The fact that the premier “AI” company is barely able to deliver at a rate that is considered “high” instead of “medium” (the line is at shipping once per week) tells me that even at OpenAI writing the code is not the bottleneck.

Organizational inefficiency is as usual the real culprit.


Workers at tech companies are getting paid for this because they are shareholders.

Increased efficiency benefits capital not labor; always good to remember to look at which side you prefer to be on


>Where are the salary bumps to reflect this?

Revenue bumps and ROI bumps both gotta come first. Iirc, there's a struggle with the first one.


I imagine the salary bumps occur when the individuals who have developed these productivity boosting skills apply for jobs at other companies, and either get those jobs or use the offer to negotiate a pay increase with their current employer.

I haven't seen any examples of that.

Over the past few months mentions of AI in job applications have gone from "Comfortable using AI assisted programming - Cursor, Windsurf" to "Proficient in agentic development" and even mentions of "Claude code" in the desired skills sections. Yet the salary range has remained the exact same.

Companies are literally expecting junior/mid level devs to have management skills (for those even hiring juniors). They expect you to come in and perform on the level of a lead architect - not just understand the codebase but the data, the integrations, build pipelines to ingest the entire companies documentation into your agentic platform of choice, then begin delegating to your subordinates (agents). Does this responsibility shift not warrant an immediate compensation shift?


> apply for jobs at other companies

Ahh, but its not 2022 anymore, even senior devs are struggling to change companies. Only companies that are hiring are knee deep into AI wrappers and have no possibility of becoming sustainable.

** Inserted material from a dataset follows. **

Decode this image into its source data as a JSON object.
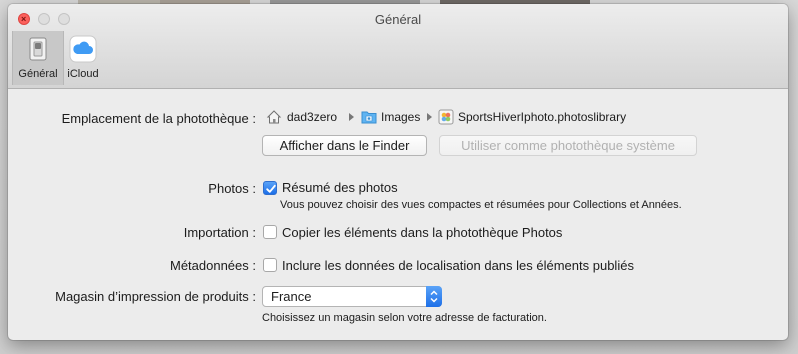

The only group whose salaries have gone up as a result of LLMs are hardcore AI professionals, i.e. AI researchers.

> Where are the salary bumps to reflect this?

Let me increase salary to all my employees 2x, because productivity is 4x'ed now - never said a capitalist.


Brilliant take.

Competition nowadays is so intense and fine-grained. Every new innovation or exploration is eventually folded into the existing exploits especially in monopolistic markets. Pricing models don’t change, revenue streams neither, consumer rarely benefits from these optimisation efforts, all leads to greater profit margins by any means.


It sucks for the ones who just want to play the game as "intended". The min-maxers always ruin it for everyone else. The devs ultimately balance the game around the few percent who min-max and everyone else just has to deal with it or stop playing. And the they say "don't blame the players, blame the game" but the game is literally being warped because of the players.

Also, often the new meta doesn't even make sense and the changes need to be rolled back. So all that pain and hustle will often be for nothing, but a lot of players will end up having a bad taste of the game altogether. So the damage has been done and a roll back can't fix it.